When someone dies they may or may not have left a will. In the case of someone who dies having written a properly named will with a named executor or executors, then if you are the executor you need to consider whether you need to get probate. If you do, you’ll first need a Grant of Representation. The Grant, which is obtained by application to your local Probate Registry Office, gives you the legal authority to administer all the affairs of the deceased’s estate.

In the case of someone who dies without a will, or intestate as it’s called, someone, usually a close relative, will need to take on the role of administrator. The administrator will need to apply to a Probate Registry office for Letters of Administration which, like a Grant of Representation, gives the administrator the legal authority to deal with the affairs of the deceased’s estate.

You will need to get probate if the net value of the estate is more than £5,000. The net value is calculated by working out the value of the estate’s assets including any property, personal possessions such as artworks or antiques, vehicles and cash as well as any paper assets like stocks and shares. Then any outstanding debts, the cost of the funeral and the cost of solicitor’s fees are added up and subtracted from the assets to give a net figure.
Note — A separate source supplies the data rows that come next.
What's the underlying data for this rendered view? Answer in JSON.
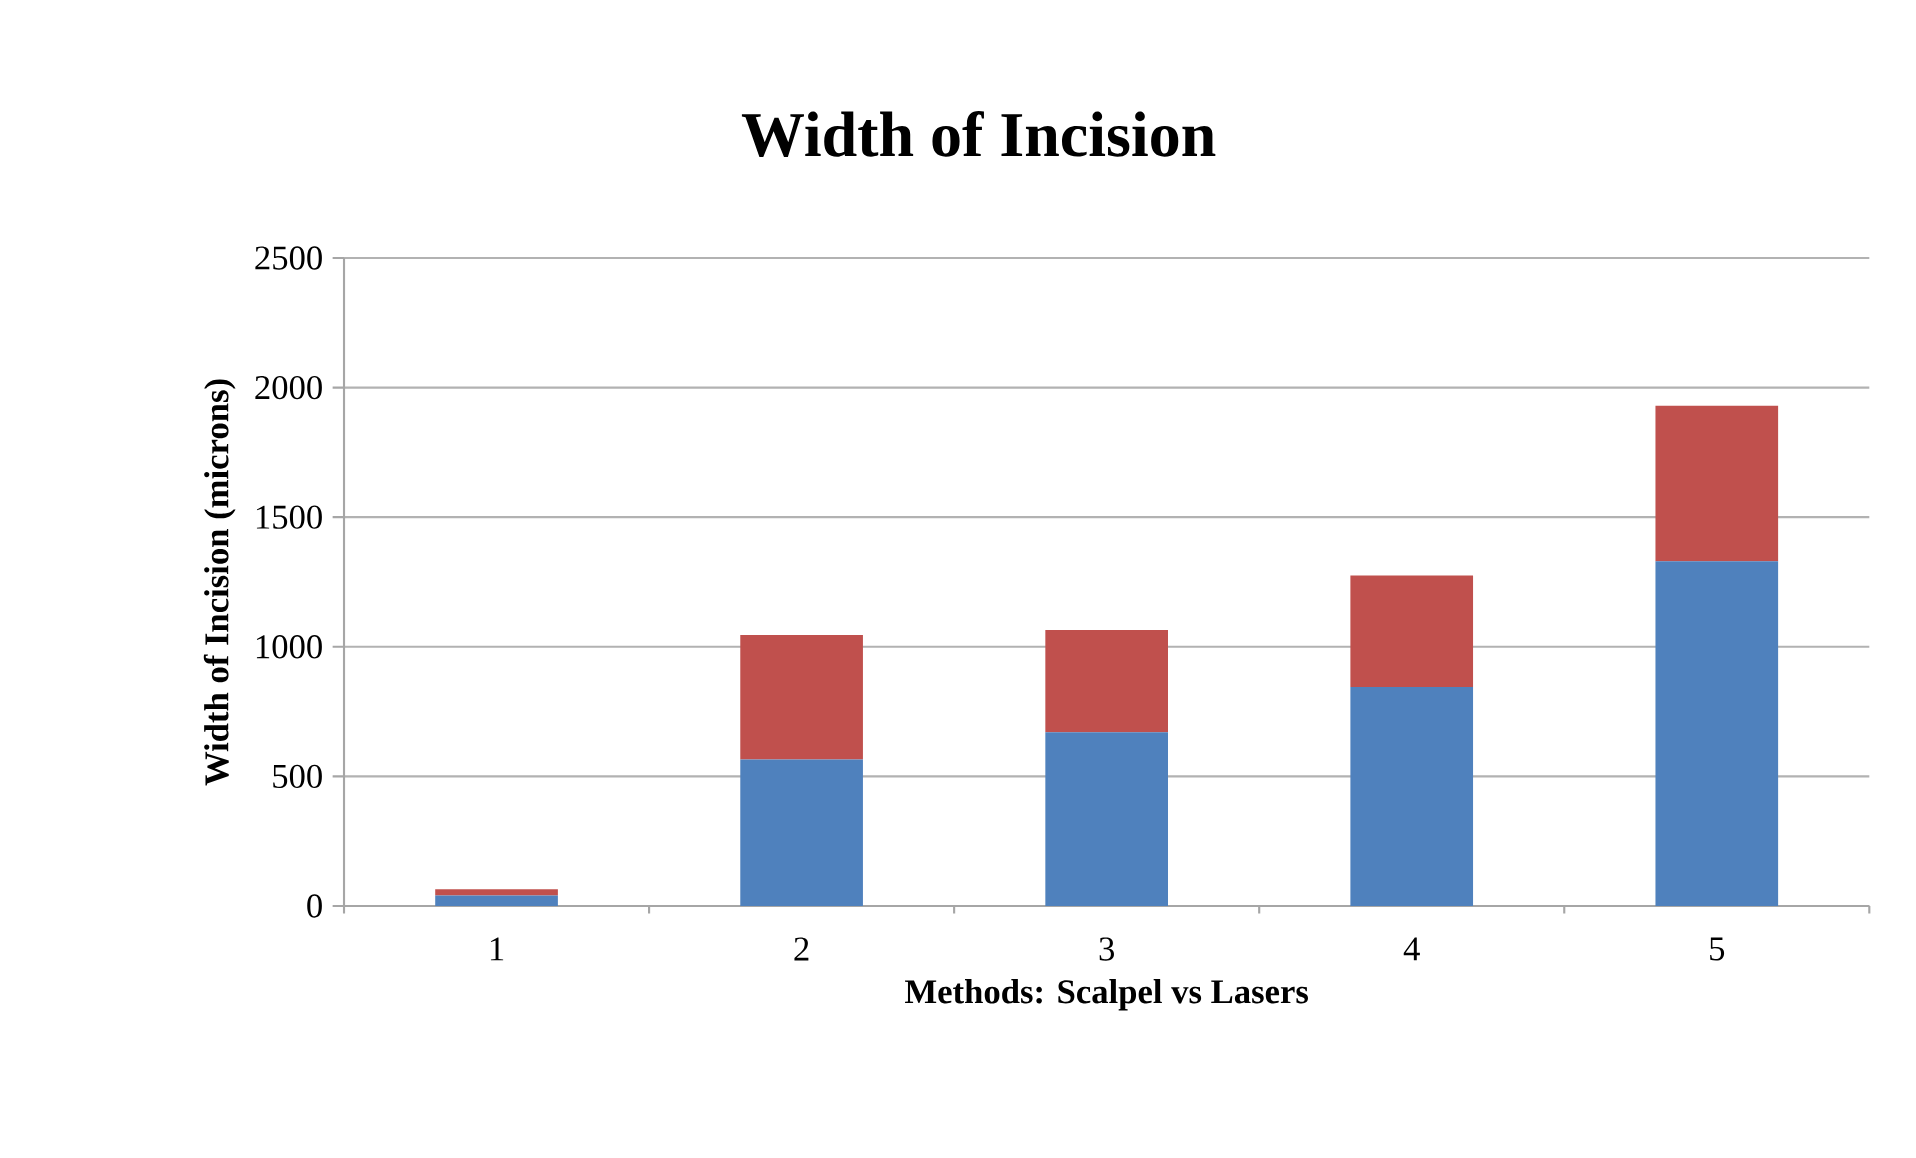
{
  "chart_data": {
    "type": "bar",
    "title": "Width of Incision",
    "xlabel": "Methods:  Scalpel vs Lasers",
    "ylabel": "Width of Incision (microns)",
    "categories": [
      "1",
      "2",
      "3",
      "4",
      "5"
    ],
    "stacked": true,
    "series": [
      {
        "color": "#4f81bd",
        "values": [
          40,
          565,
          670,
          845,
          1330
        ]
      },
      {
        "color": "#c0504d",
        "values": [
          25,
          480,
          395,
          430,
          600
        ]
      }
    ],
    "ylim": [
      0,
      2500
    ],
    "yticks": [
      0,
      500,
      1000,
      1500,
      2000,
      2500
    ],
    "grid": "y"
  }
}
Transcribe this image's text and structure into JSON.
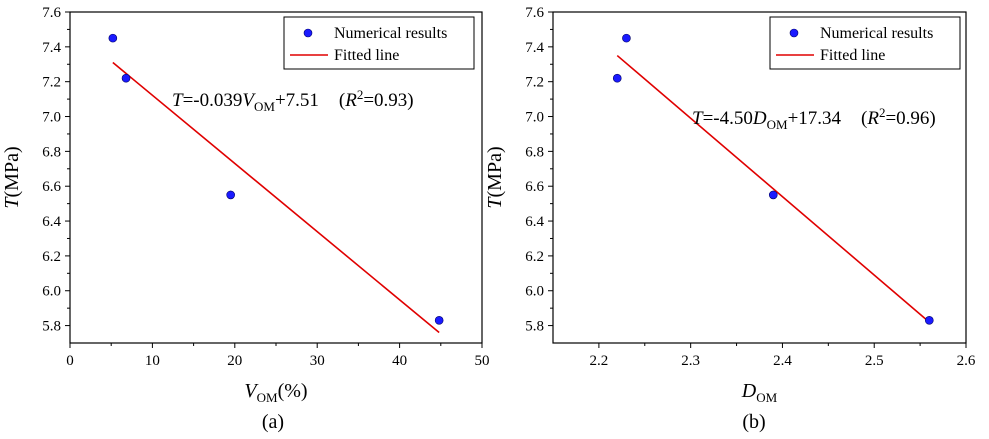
{
  "chart_data": [
    {
      "panel": "(a)",
      "type": "scatter",
      "ylabel": "T(MPa)",
      "xlabel_main": "V",
      "xlabel_sub": "OM",
      "xlabel_unit": "(%)",
      "xlim": [
        0,
        50
      ],
      "ylim": [
        5.7,
        7.6
      ],
      "xticks": [
        0,
        10,
        20,
        30,
        40,
        50
      ],
      "yticks": [
        5.8,
        6.0,
        6.2,
        6.4,
        6.6,
        6.8,
        7.0,
        7.2,
        7.4,
        7.6
      ],
      "series": [
        {
          "name": "Numerical results",
          "type": "scatter",
          "x": [
            5.2,
            6.8,
            19.5,
            44.8
          ],
          "y": [
            7.45,
            7.22,
            6.55,
            5.83
          ]
        },
        {
          "name": "Fitted line",
          "type": "line",
          "x": [
            5.2,
            44.8
          ],
          "y": [
            7.31,
            5.76
          ]
        }
      ],
      "equation": {
        "prefix": "T",
        "body": "=-0.039",
        "var": "V",
        "var_sub": "OM",
        "tail": "+7.51",
        "r2_open": "(",
        "r2_var": "R",
        "r2_sup": "2",
        "r2_tail": "=0.93)"
      }
    },
    {
      "panel": "(b)",
      "type": "scatter",
      "ylabel": "T(MPa)",
      "xlabel_main": "D",
      "xlabel_sub": "OM",
      "xlabel_unit": "",
      "xlim": [
        2.15,
        2.6
      ],
      "ylim": [
        5.7,
        7.6
      ],
      "xticks": [
        2.2,
        2.3,
        2.4,
        2.5,
        2.6
      ],
      "yticks": [
        5.8,
        6.0,
        6.2,
        6.4,
        6.6,
        6.8,
        7.0,
        7.2,
        7.4,
        7.6
      ],
      "series": [
        {
          "name": "Numerical results",
          "type": "scatter",
          "x": [
            2.22,
            2.23,
            2.39,
            2.56
          ],
          "y": [
            7.22,
            7.45,
            6.55,
            5.83
          ]
        },
        {
          "name": "Fitted line",
          "type": "line",
          "x": [
            2.22,
            2.56
          ],
          "y": [
            7.35,
            5.82
          ]
        }
      ],
      "equation": {
        "prefix": "T",
        "body": "=-4.50",
        "var": "D",
        "var_sub": "OM",
        "tail": "+17.34",
        "r2_open": "(",
        "r2_var": "R",
        "r2_sup": "2",
        "r2_tail": "=0.96)"
      }
    }
  ],
  "colors": {
    "points": "#1a1aff",
    "fit": "#e00000",
    "axis": "#000000"
  }
}
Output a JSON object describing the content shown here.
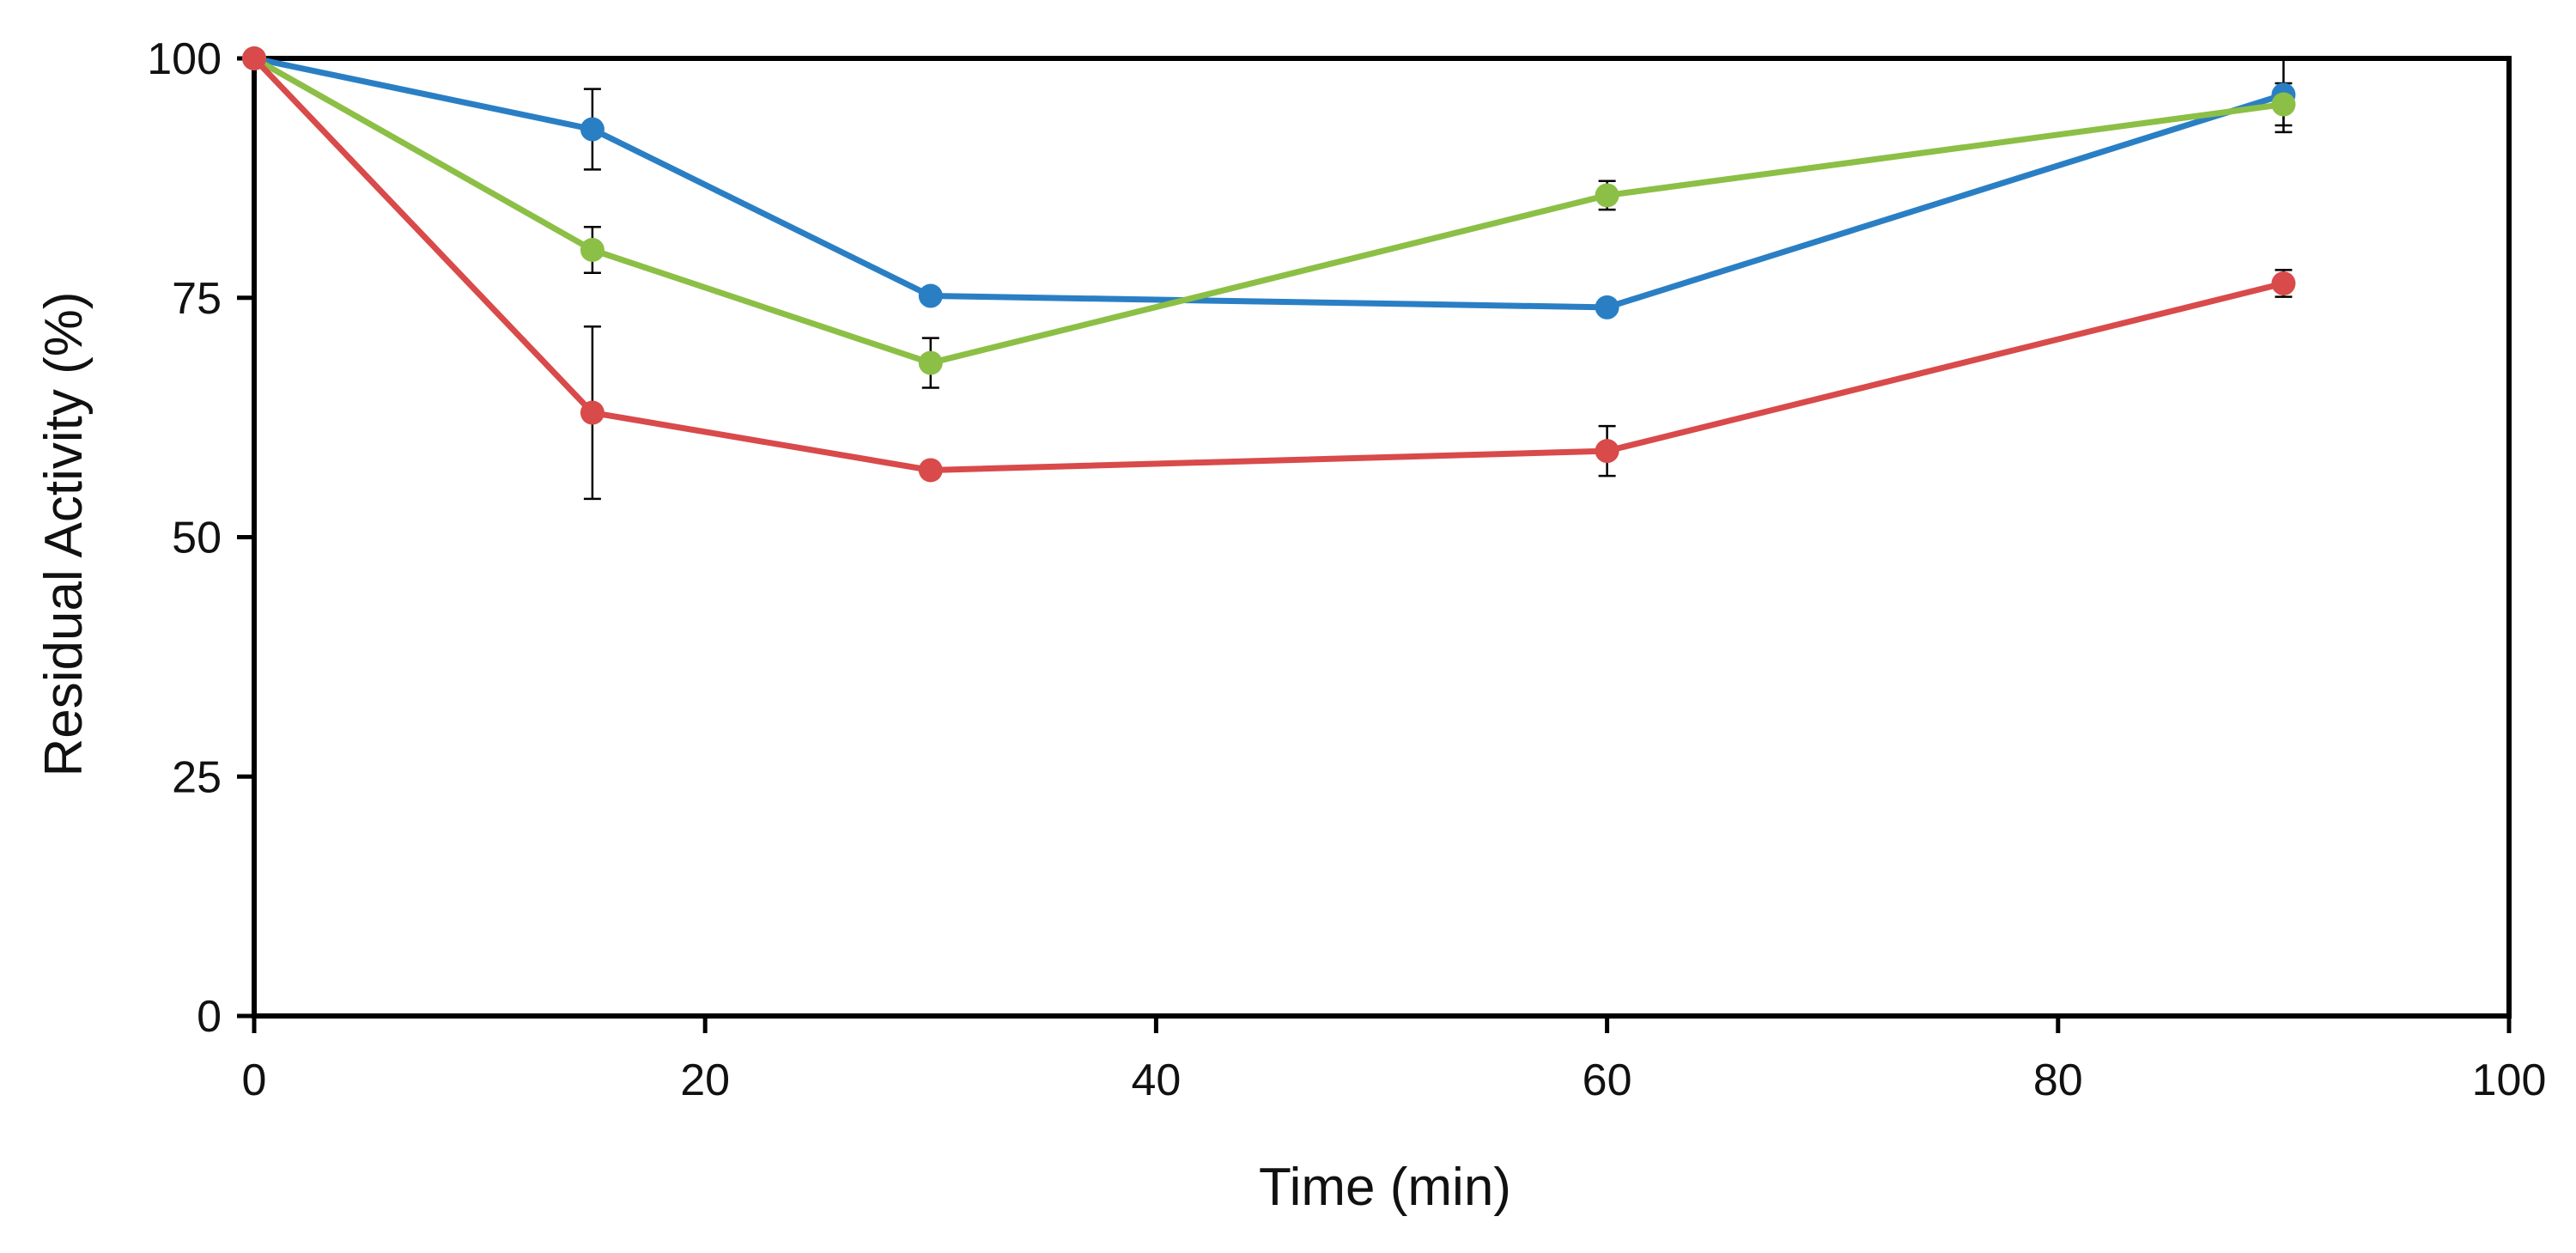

If the final net worth of the estate is in excess of £5,000, then you must get probate. If you have been named as an executor in the will, or if you are taking on the role of administrator in the case of someone who has died intestate, then you need to make a written application to your nearest Probate Registry office. You will then be asked to attend the office in person to swear an oath that the information in the application form is true and accurate to the best of your knowledge.

Although it is perfectly possible to handle the probate process on your own you may decide to engage a solicitor to handle the matter for you, especially in the case of larger or more complex estates.

If the estate’s value falls below the £5,000 threshold, then you can deal with the estate by presenting the death certificate which you obtain from a Register Office. When you do this, it’s wise to buy extra certified copies of the certificate as various agencies will want to see it and they will not accept photocopies you’ve made yourself.